Gospel deejay and pastor Goddy Goddy (given name Howard Reynolds) says dancehall music has failed the youth miserably.
"I do believe that it's not just now, but it's about time we take over things and deal with it because of the negative impact dancehall has been having on our younger generation and the society overall," Goddy Goddy declared.
But the toaster, best known for favourites such as Chaka Chi, Mi Nuh Sure and Back It Up, said gospel music has always had its own place whether Kartel is in jail or not.
"He (Kartel) calls himself the World Boss but God is the only World Boss. That (Kartel being put away) doesn't stop or enhance the work of God," he said.

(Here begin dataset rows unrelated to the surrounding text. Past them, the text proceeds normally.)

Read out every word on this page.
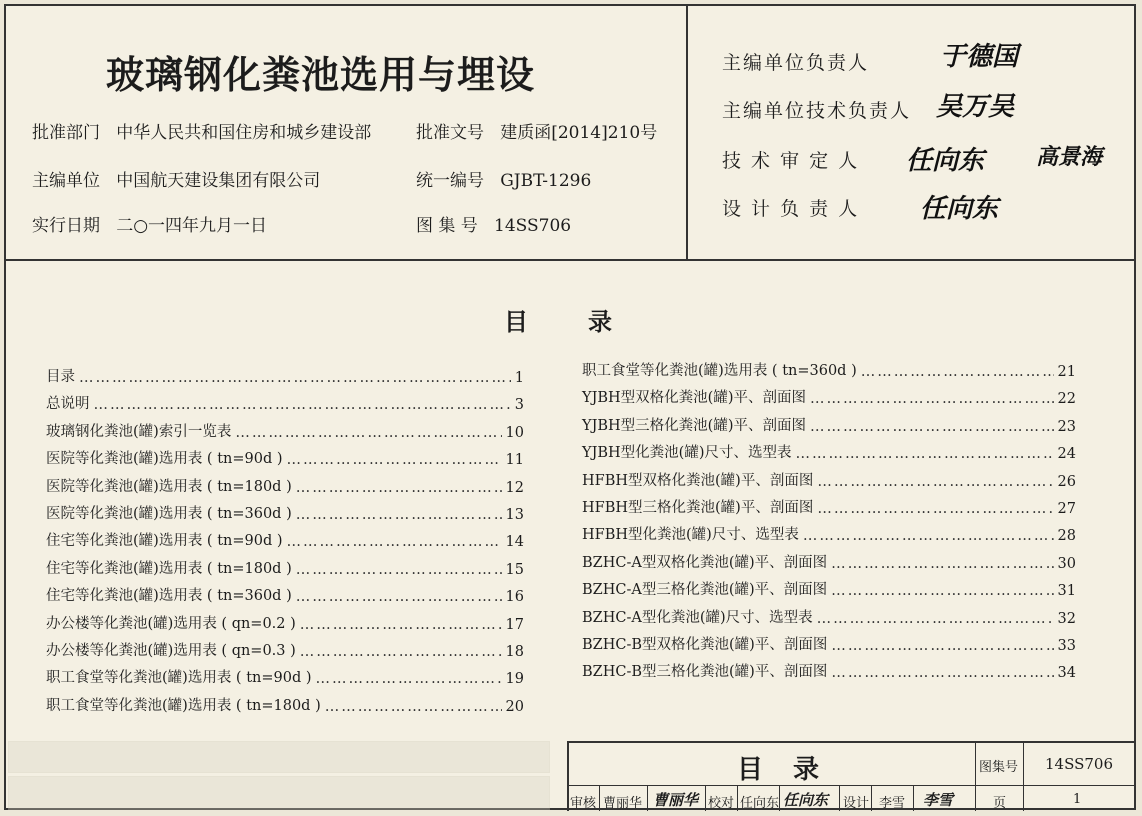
玻璃钢化粪池选用与埋设
批准部门 中华人民共和国住房和城乡建设部	批准文号 建质函[2014]210号
主编单位 中国航天建设集团有限公司	统一编号 GJBT-1296
实行日期 二○一四年九月一日	图 集 号 14SS706
主编单位负责人	于德国
主编单位技术负责人 吴万吴
技 术 审 定 人 任向东 高景海
设 计 负 责 人 任向东
目录
目录 ………………………………………………………………………………………………………………………………	1
总说明 ………………………………………………………………………………………………………………………………	3
玻璃钢化粪池(罐)索引一览表 ………………………………………………………………………………………………………………………………	10
医院等化粪池(罐)选用表 ( tn=90d ) ………………………………………………………………………………………………………………………………	11
医院等化粪池(罐)选用表 ( tn=180d ) ………………………………………………………………………………………………………………………………	12
医院等化粪池(罐)选用表 ( tn=360d ) ………………………………………………………………………………………………………………………………	13
住宅等化粪池(罐)选用表 ( tn=90d ) ………………………………………………………………………………………………………………………………	14
住宅等化粪池(罐)选用表 ( tn=180d ) ………………………………………………………………………………………………………………………………	15
住宅等化粪池(罐)选用表 ( tn=360d ) ………………………………………………………………………………………………………………………………	16
办公楼等化粪池(罐)选用表 ( qn=0.2 ) ………………………………………………………………………………………………………………………………	17
办公楼等化粪池(罐)选用表 ( qn=0.3 ) ………………………………………………………………………………………………………………………………	18
职工食堂等化粪池(罐)选用表 ( tn=90d ) ………………………………………………………………………………………………………………………………	19
职工食堂等化粪池(罐)选用表 ( tn=180d ) ………………………………………………………………………………………………………………………………	20
职工食堂等化粪池(罐)选用表 ( tn=360d ) ………………………………………………………………………………………………………………………………	21
YJBH型双格化粪池(罐)平、剖面图 ………………………………………………………………………………………………………………………………	22
YJBH型三格化粪池(罐)平、剖面图 ………………………………………………………………………………………………………………………………	23
YJBH型化粪池(罐)尺寸、选型表 ………………………………………………………………………………………………………………………………	24
HFBH型双格化粪池(罐)平、剖面图 ………………………………………………………………………………………………………………………………	26
HFBH型三格化粪池(罐)平、剖面图 ………………………………………………………………………………………………………………………………	27
HFBH型化粪池(罐)尺寸、选型表 ………………………………………………………………………………………………………………………………	28
BZHC-A型双格化粪池(罐)平、剖面图 ………………………………………………………………………………………………………………………………	30
BZHC-A型三格化粪池(罐)平、剖面图 ………………………………………………………………………………………………………………………………	31
BZHC-A型化粪池(罐)尺寸、选型表 ………………………………………………………………………………………………………………………………	32
BZHC-B型双格化粪池(罐)平、剖面图 ………………………………………………………………………………………………………………………………	33
BZHC-B型三格化粪池(罐)平、剖面图 ………………………………………………………………………………………………………………………………	34
目录	图集号 14SS706
审核 曹丽华 曹丽华 校对 任向东 任向东 设计 李雪 李雪	页	1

Thrillers United and former Grace Thrillers singer Leroy Smith says gospel should have been at the forefront of Jamaican music from day one.
"Gospel is all about bringing the good news and that is what the world needs, whether Kartel is there, yes or no," he stressed.
Smith joined Grace Thrillers in 1978. His distinct tones can be heard on Can't Even Walk, Amen and He Brought Me Out.
For him, had gospel been embraced more by secular fans the local music scene would have been different.
"I still maintain that in the eyes of many Kartel was never an influence where gospel is concerned. Just because one of the biggest influences in the dancehall world is out, doesn't change the position that gospel has been in," he said.
As for the popular notion that dancehall music has lost its way, Goddy Goddy disagrees.
"It's the artistes who have lost their way. Music in itself is innocent, music just don't get up and create itself. Music will always be here," he said.